Almost three years ago, we published an article titled “Because he Didn’t Like the Color Green.” It was a powerful message by a widow, that had lost her law enforcement husband to suicide just a few months earlier. That article remains one of the most powerful messages I ever seen in my two decades of writing. That was until this morning. It’s been 1202 days since that fateful day for that wife and her children. This is their story today…….Travis Yates, Law Officer.
“I need a deputy to come to my house. My husband has committed suicide.”
It has been 1202 days since I made that phone call.
It lasted nearly 13 minutes and yet, until I heard the call myself, I would have guessed it to have only lasted one. They say time drags on in an emergency but for me, my sense of everything went numb. How was this happening? My God please don’t let my babies wake up and see their father dead in the garage.
Why?
Shortly after the funeral I wrote an open letter to the sheriff’s office “J” worked for, titled; “Because He Didn’t Like The Color Green.” In the immediate aftermath I found myself asking ‘Why would he do this?’ Our marriage wasn’t perfect, in fact it was on the verge of ending. But nothing solidified its ending like his suicide.
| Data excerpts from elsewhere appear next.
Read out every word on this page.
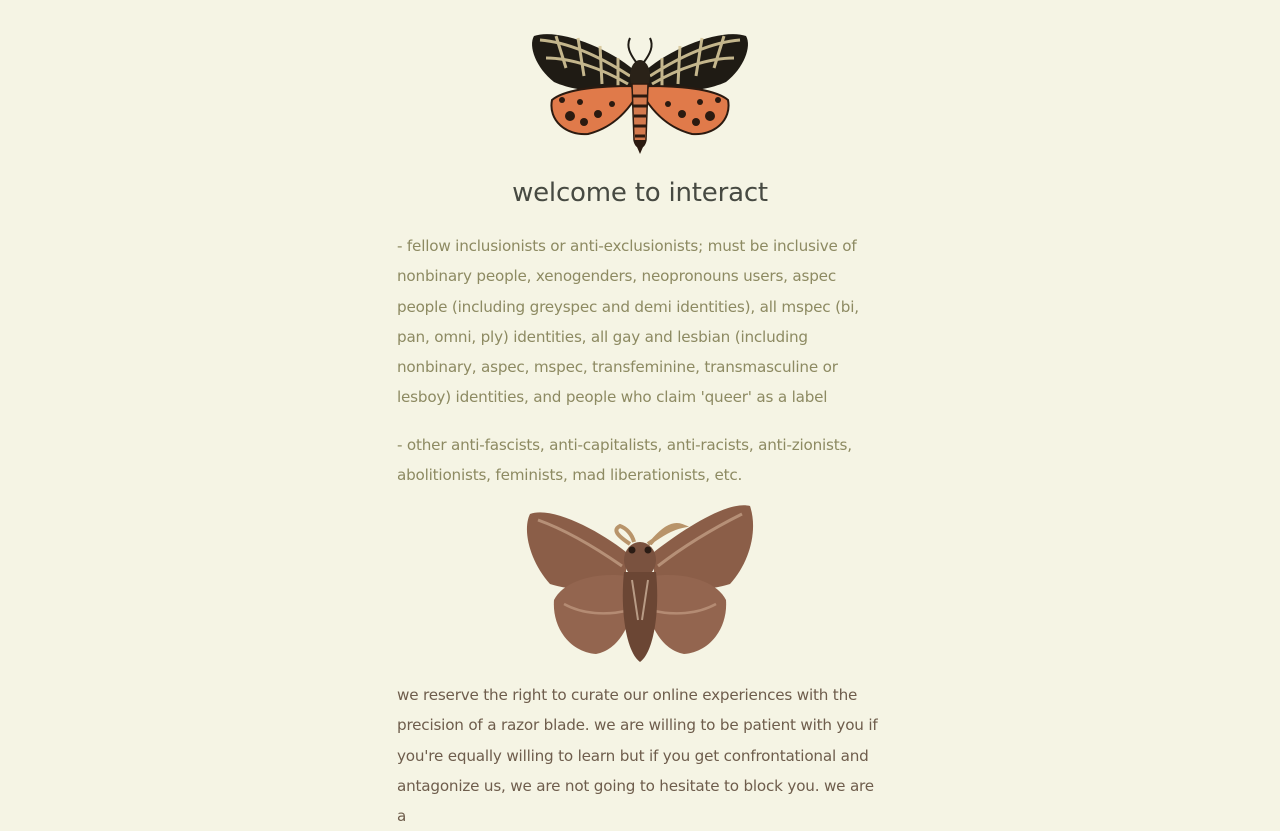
welcome to interact

- fellow inclusionists or anti-exclusionists; must be inclusive of nonbinary people, xenogenders, neopronouns users, aspec people (including greyspec and demi identities), all mspec (bi, pan, omni, ply) identities, all gay and lesbian (including nonbinary, aspec, mspec, transfeminine, transmasculine or lesboy) identities, and people who claim 'queer' as a label

- other anti-fascists, anti-capitalists, anti-racists, anti-zionists, abolitionists, feminists, mad liberationists, etc.

we reserve the right to curate our online experiences with the precision of a razor blade. we are willing to be patient with you if you're equally willing to learn but if you get confrontational and antagonize us, we are not going to hesitate to block you. we are a
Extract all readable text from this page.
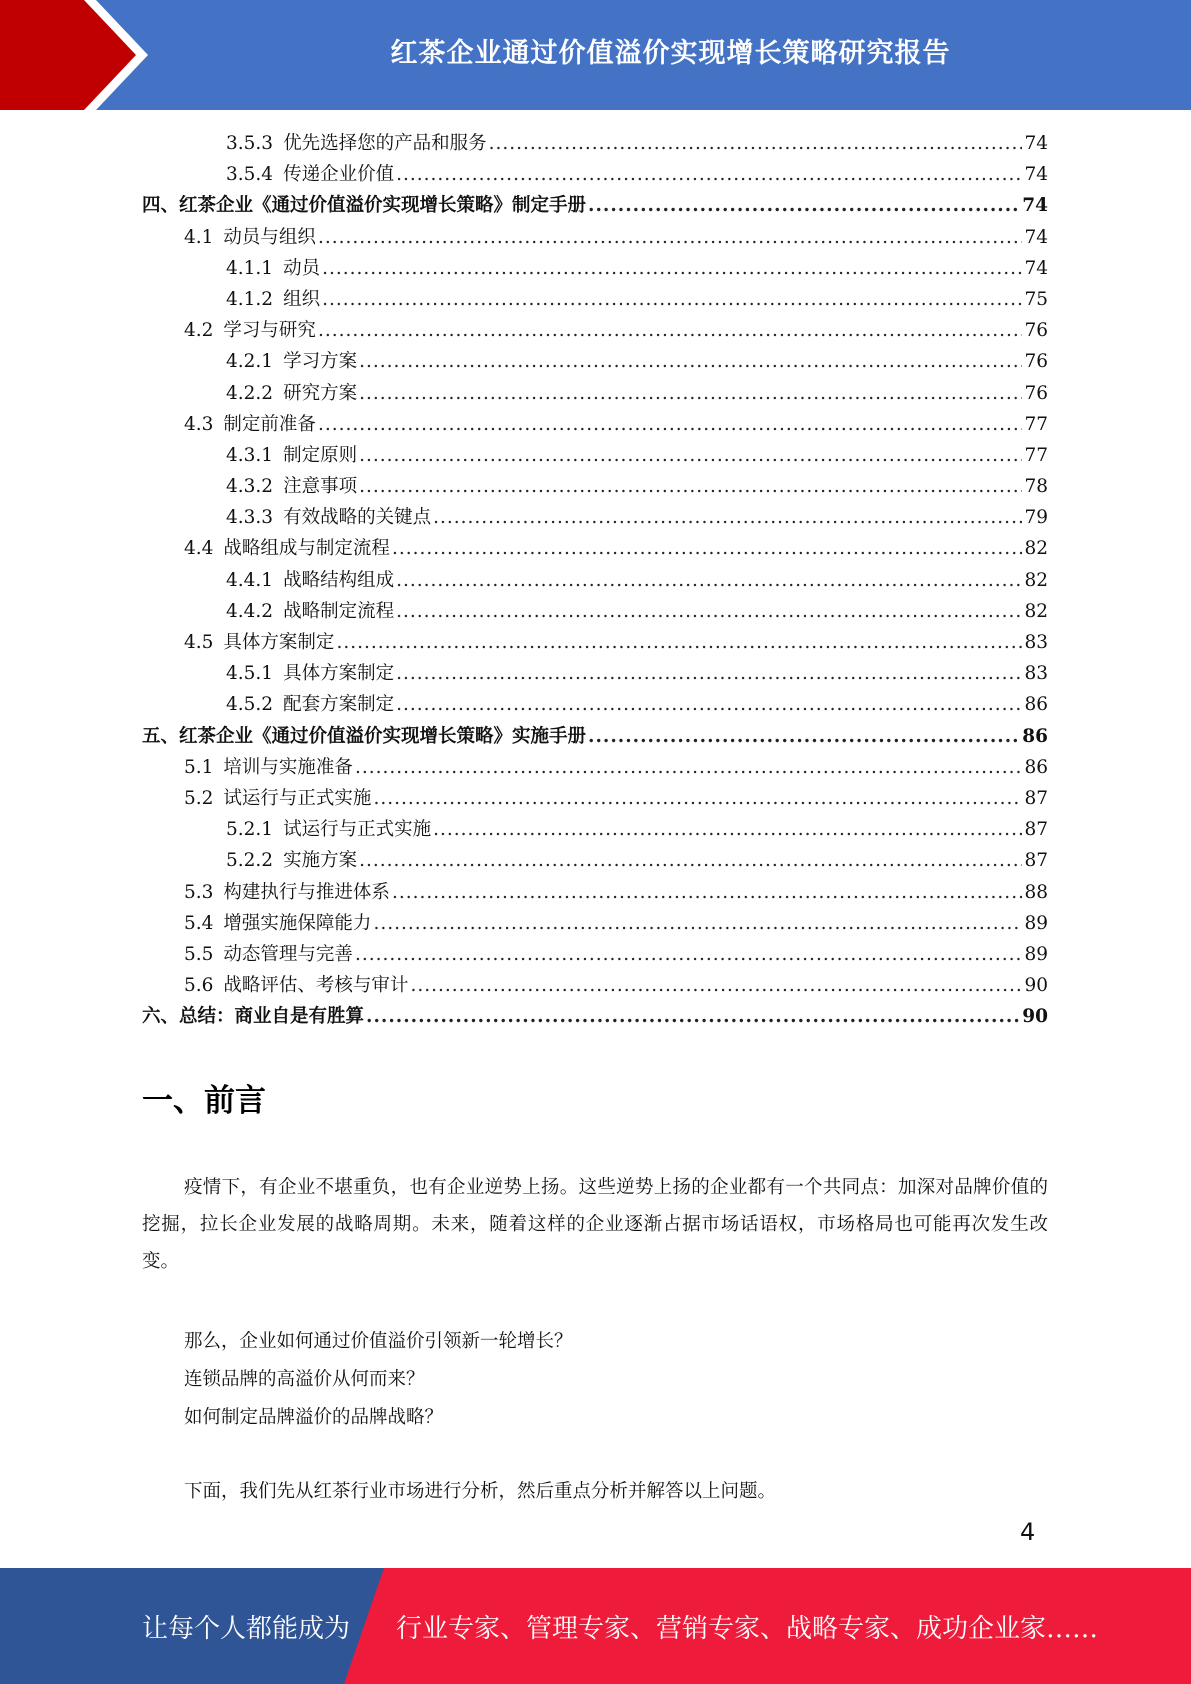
红茶企业通过价值溢价实现增长策略研究报告
3.5.3 优先选择您的产品和服务 .....	74
3.5.4 传递企业价值 .....	74
四、 红茶企业《通过价值溢价实现增长策略》制定手册 .....	74
4.1 动员与组织 .....	74
4.1.1 动员 .....	74
4.1.2 组织 .....	75
4.2 学习与研究 .....	76
4.2.1 学习方案 .....	76
4.2.2 研究方案 .....	76
4.3 制定前准备 .....	77
4.3.1 制定原则 .....	77
4.3.2 注意事项 .....	78
4.3.3 有效战略的关键点 .....	79
4.4 战略组成与制定流程 .....	82
4.4.1 战略结构组成 .....	82
4.4.2 战略制定流程 .....	82
4.5 具体方案制定 .....	83
4.5.1 具体方案制定 .....	83
4.5.2 配套方案制定 .....	86
五、 红茶企业《通过价值溢价实现增长策略》实施手册 .....	86
5.1 培训与实施准备 .....	86
5.2 试运行与正式实施 .....	87
5.2.1 试运行与正式实施 .....	87
5.2.2 实施方案 .....	87
5.3 构建执行与推进体系 .....	88
5.4 增强实施保障能力 .....	89
5.5 动态管理与完善 .....	89
5.6 战略评估、考核与审计 .....	90
六、 总结：商业自是有胜算 .....	90
一、前言
疫情下，有企业不堪重负，也有企业逆势上扬。这些逆势上扬的企业都有一个共同点：加深对品牌价值的挖掘，拉长企业发展的战略周期。未来，随着这样的企业逐渐占据市场话语权，市场格局也可能再次发生改变。
那么，企业如何通过价值溢价引领新一轮增长？
连锁品牌的高溢价从何而来？
如何制定品牌溢价的品牌战略？
下面，我们先从红茶行业市场进行分析，然后重点分析并解答以上问题。
4
让每个人都能成为 行业专家、管理专家、营销专家、战略专家、成功企业家……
It wasn’t bad enough I burdened my own brain with the why’s, but to have everyone who saw us ask as well.
Why?
In the early morning hours following his death, I hurried our small children ages 3, 5, 8 and 10 off to school; blissfully unaware as to what had transpired the night before. It wasn’t that I planned on never telling them, I simply didn’t know what to do. Their school schedule bought me a few more hours to process what our lives had just been forced into.
It was around 9 am when the calls began rolling in……. text messages, Facebook posts and speculation. J’s best friend from childhood called me and asked me what I did to make him do such a thing because he loved his children and wouldn’t just do this. After months of being pestered with a question I couldn’t answer, I decided to just say he didn’t like the color green. Made about as much sense as any other answer I could possibly give them.
How was I to build sense from nonsense?
I knew from that moment, I was on my own. I found myself under a microscope, not by law enforcement who investigated the suicide. For them it was clean cut. J took his life but from just about everyone else it seemed.
Here I sit 3.5 years or 1202 days later, still seemingly on trial for J’s decision.
His entire department minus one or two deputies have cut off all communication. His family, with the exception of one person have convicted me in their minds and in doing so, cut off all ties to the four remaining connections they have to J…..his children.
For the first year following J’s suicide, I found myself angry that he did this to us. He hurt his children in the most egregious way. He put them to bed, waited an hour, drank half a beer, walked to the garage, sat down and never stood up again. He sat lifeless for some two hours prior to me finding him.
Our four children innocently asleep inside.
I struggle finding sympathy for J regarding the choice he made. He involved no one, gave little thought to the life he was leaving these children and never attempted to save himself.
Why? 1202 days and I’m still searching.
It took me years to realize not only was my anger pointless but he didn’t do this to us; he did this to himself. I get to see these children thrive and grow up. My goals from the beginning were to make sure this did not become their identity. That their father’s choice never held them back and rather served as the fuel to propel their lives further and strengthen their emotional intelligence; to make this mean something.
I’m choosing to be better in spite of the trauma forced upon us.
I’m choosing to raise respectful and accountable children, instead of victims.
I chose to quit texting his family and begging them to be in my children’s lives.
I’ll continue to choose happiness and patience over bitterness and rage.
If you’re in law enforcement and finding it emotionally draining to balance your personal life and career and are considering suicide; wake up.
You know what you need to do, get help!
The front of your gun is only going to make your problems suddenly not your problems but everyone else’s.
The trauma that your decision will undoubtedly create, pales in comparison to your current problems.
Absolutely no one can save you unless you choose to live.
What your suicide does to those closest is horrific to say the least. I once heard it described as a form of emotional-domestic-terrorism. I can not agree more. You don’t have the right to burden, traumatize or deprive your child of a parent.
Those close to you will want answers and a culprit named; they will never blame you. They will blame your spouse. Often times, your spouse will be called in and questioned as a suspect (you know the drill); is this what you want for your family?
All too often and in my personal situation the opposite of what you’d think your family and agency would do in the wake of your death occurs.
They turn their backs and completely strand your loved ones.
Healing seems impossible when you feel so incredibly abandoned. First by you and then by the rest.
The only way to protect them is to stay alive.
Just like we experienced and every single suicide before and after J’s, the surviving victims will be painfully asked the impossible question over and over again-“Why’d he do it?”
My why is changing to “how.”
How I live now, how my kids mean more, how I can be at peace regardless of other people, and the why is now only for the other officers “why would you ever be so stupid?”
We choose to be happy.
You need to choose to live and love.
Be here tomorrow because we will be.